Background
Tokimune Hōjō was born on 5 June 1251 in Japan. He was the eldest son of Hojo Tokiyori.
北条 時宗
Tokimune Hōjō was born on 5 June 1251 in Japan. He was the eldest son of Hojo Tokiyori.
In 1268 he became the eighth shikken, or regent, of the Kamakura shogunate. Around this time envoys began to come to Japan from the Mongol, or Yuan, dynasty of China demanding that Japan acknowledge itself a tributary state of Yuan.
Yuan at this time was under the rulership of Kublai Khan, the fifth of the Mongol emperors and grandson of Genghis Khan, the founder of the dynasty. Later, in 1271, he adopted Yuan as the official name of his dynasty, and in 1279 conquered the Southern Sung and united all of China under his rule.
In 1259 Kublai, as part of his campaign to subjugate all of Asia, had forced the Korean state of Koryo to become a tributary, and now he prepared to use it as a base for an attack on Japan should the Japanese refuse to acknowledge his authority. When the Mongol envoys came with their demands, Tokimune refused to heed them, instead beginning preparations to defend the country against attack.

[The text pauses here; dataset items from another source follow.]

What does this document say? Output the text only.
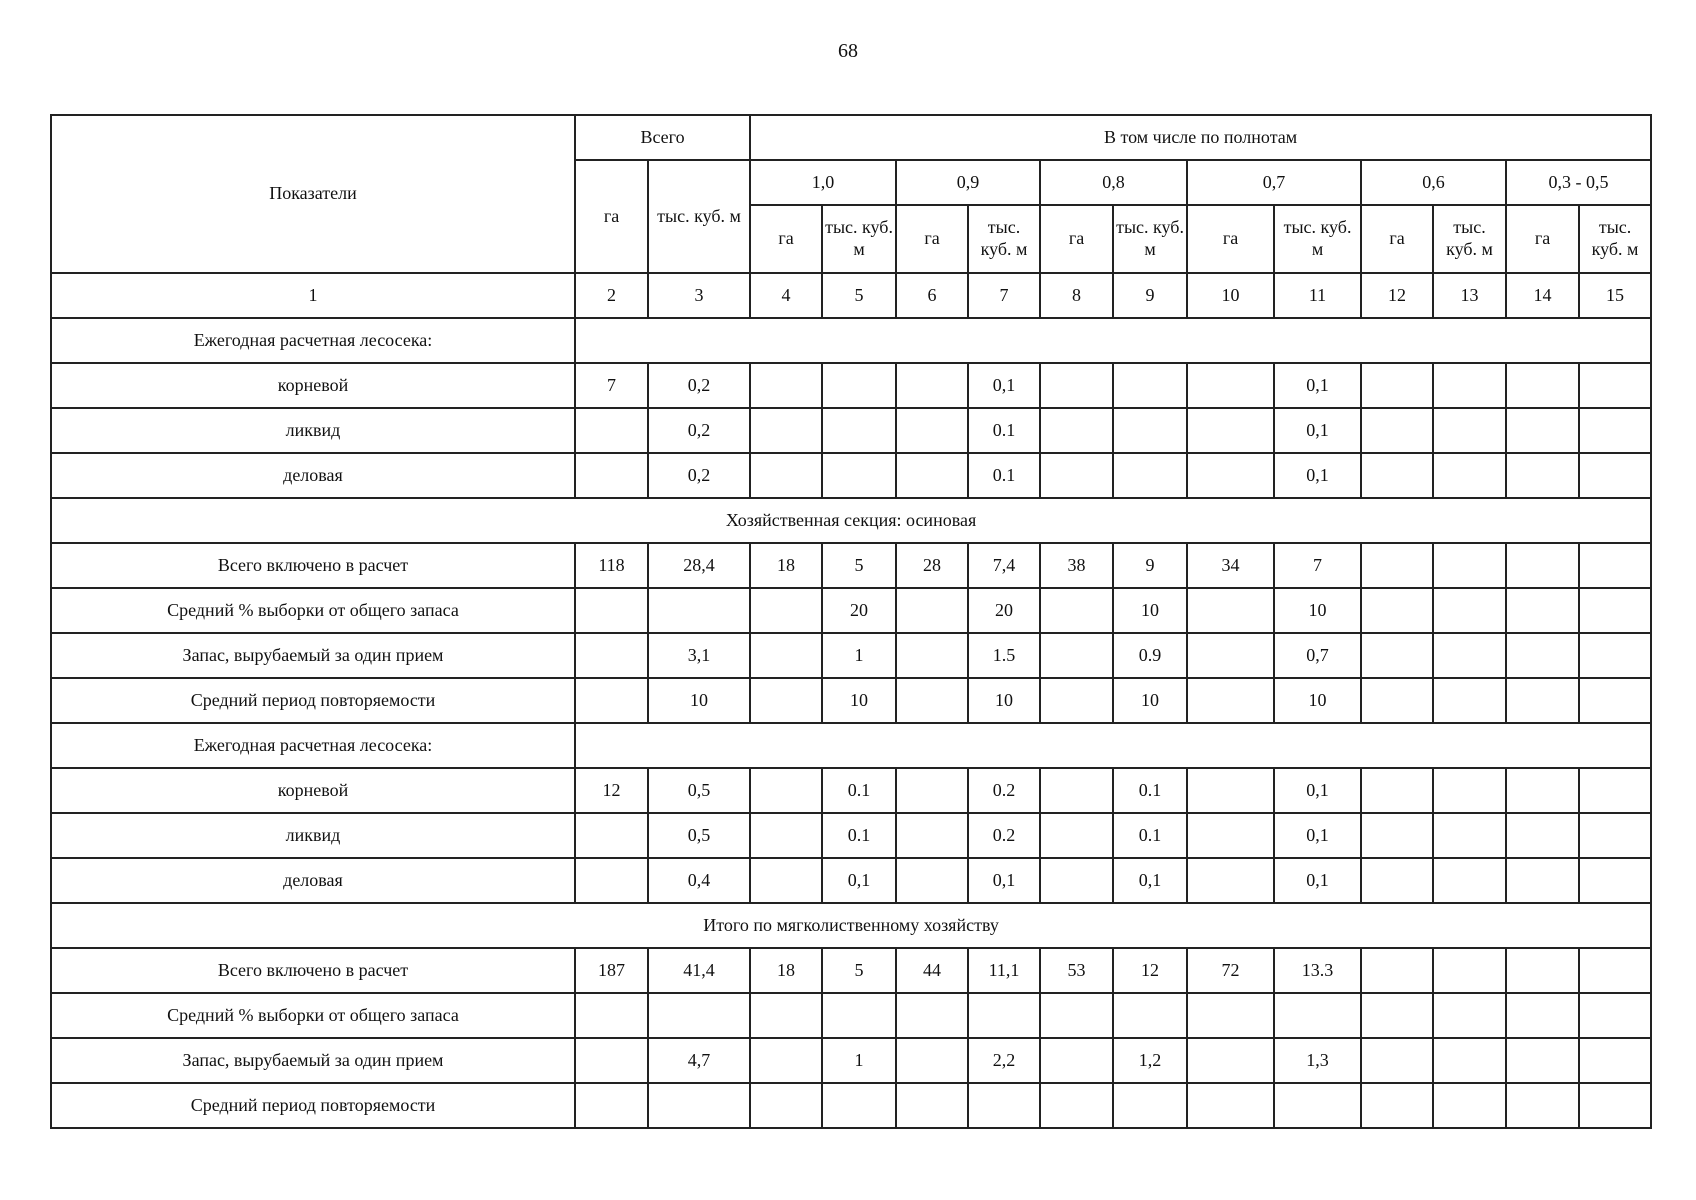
68
Показатели	Всего		В том числе по полнотам											
	га	тыс. куб. м	1,0		0,9		0,8		0,7		0,6		0,3 - 0,5	
			га	тыс. куб. м	га	тыс. куб. м	га	тыс. куб. м	га	тыс. куб. м	га	тыс. куб. м	га	тыс. куб. м
1	2	3	4	5	6	7	8	9	10	11	12	13	14	15
Ежегодная расчетная лесосека:														
корневой	7	0,2				0,1				0,1				
ликвид		0,2				0.1				0,1				
деловая		0,2				0.1				0,1				
Хозяйственная секция: осиновая														
Всего включено в расчет	118	28,4	18	5	28	7,4	38	9	34	7				
Средний % выборки от общего запаса				20		20		10		10				
Запас, вырубаемый за один прием		3,1		1		1.5		0.9		0,7				
Средний период повторяемости		10		10		10		10		10				
Ежегодная расчетная лесосека:														
корневой	12	0,5		0.1		0.2		0.1		0,1				
ликвид		0,5		0.1		0.2		0.1		0,1				
деловая		0,4		0,1		0,1		0,1		0,1				
Итого по мягколиственному хозяйству														
Всего включено в расчет	187	41,4	18	5	44	11,1	53	12	72	13.3				
Средний % выборки от общего запаса														
Запас, вырубаемый за один прием		4,7		1		2,2		1,2		1,3				
Средний период повторяемости														
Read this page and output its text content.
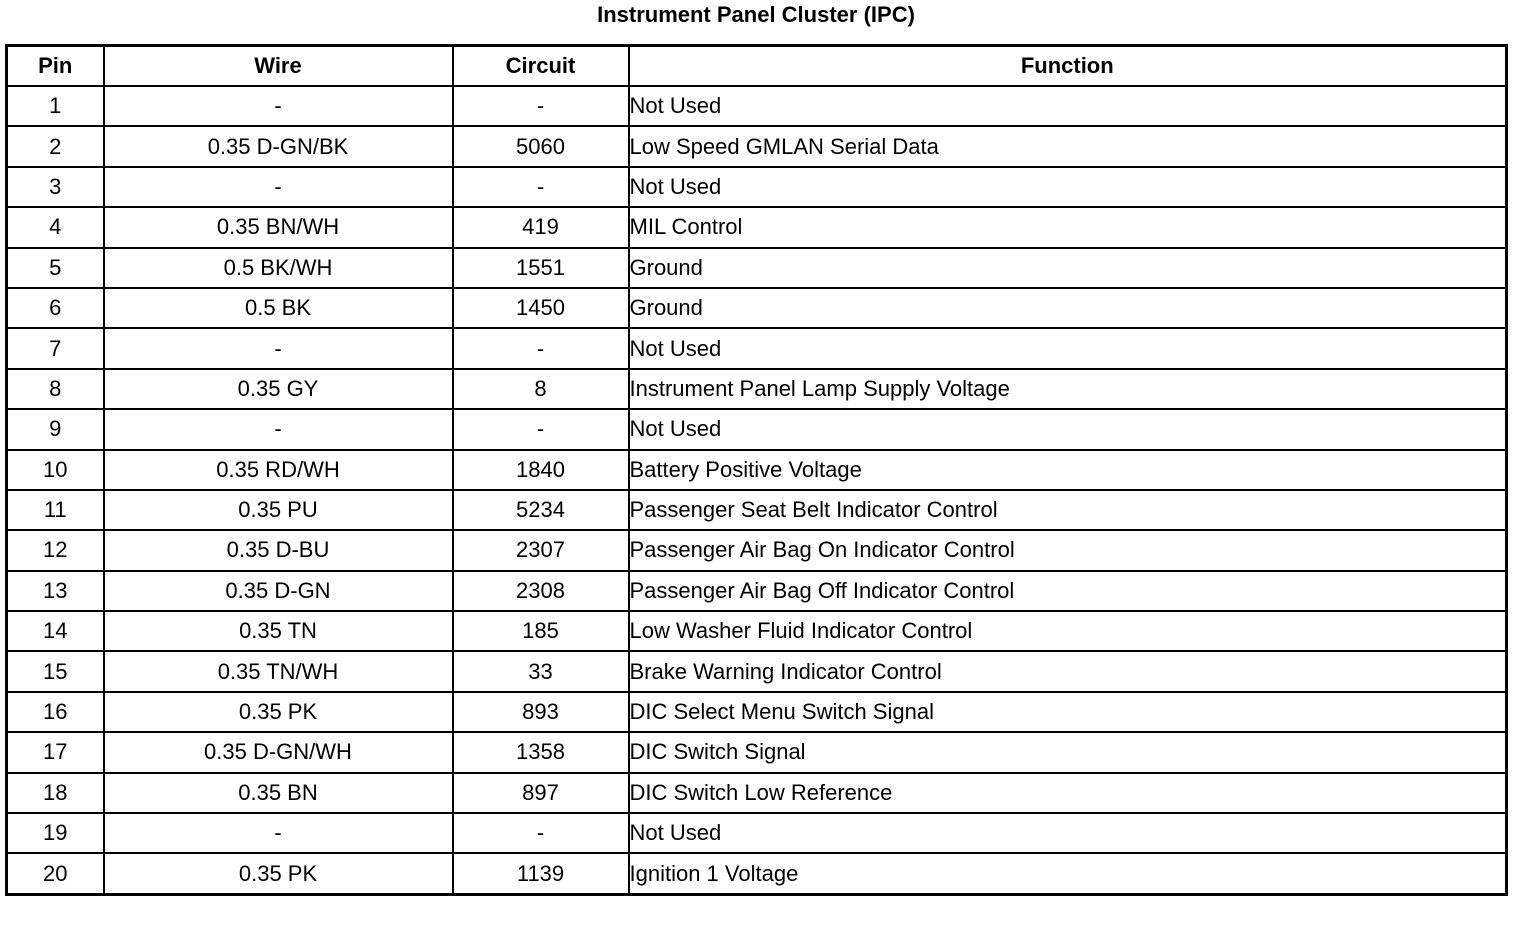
Instrument Panel Cluster (IPC)
Pin	Wire	Circuit	Function
1	-	-	Not Used
2	0.35 D-GN/BK	5060	Low Speed GMLAN Serial Data
3	-	-	Not Used
4	0.35 BN/WH	419	MIL Control
5	0.5 BK/WH	1551	Ground
6	0.5 BK	1450	Ground
7	-	-	Not Used
8	0.35 GY	8	Instrument Panel Lamp Supply Voltage
9	-	-	Not Used
10	0.35 RD/WH	1840	Battery Positive Voltage
11	0.35 PU	5234	Passenger Seat Belt Indicator Control
12	0.35 D-BU	2307	Passenger Air Bag On Indicator Control
13	0.35 D-GN	2308	Passenger Air Bag Off Indicator Control
14	0.35 TN	185	Low Washer Fluid Indicator Control
15	0.35 TN/WH	33	Brake Warning Indicator Control
16	0.35 PK	893	DIC Select Menu Switch Signal
17	0.35 D-GN/WH	1358	DIC Switch Signal
18	0.35 BN	897	DIC Switch Low Reference
19	-	-	Not Used
20	0.35 PK	1139	Ignition 1 Voltage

In 1274 a force of over thirty thousand Mongol and Korean soldiers crossed over from the mainland in a fleet of some nine hundred ships and invaded Hakata in northern Kyushu. The Japanese defenders were easily thrown back, but a violent storm arose in the Japan Sea, inflicting heavy damage on the invaders’ ships and obliging them to withdraw. From the era name of the time, this is called the Bun’ei campaign. In 1275 Kublai sent another envoy de¬manding the submission of the Japanese. This time Tokimune executed the envoy and began construction of a stone battlement along the coast of northern Kyushu to fend off" any future Mongol attack.
In 1281 the Mongol forces appeared again to attack Kyushu, but once more they met with a violent storm that forced them to withdraw. This second attack is known as the Koan campaign, again from the era name of the time. Collectively, the two Mongol assaults are referred to as the “campaign of the Yuan pirates.”
Hojo Tokimune laid plans to launch a counteroffensive against the Mongols and spent large sums of money on military preparations, moves that put a heavy strain on the finances of the shogunate and were one of the causes of its eventual downfall.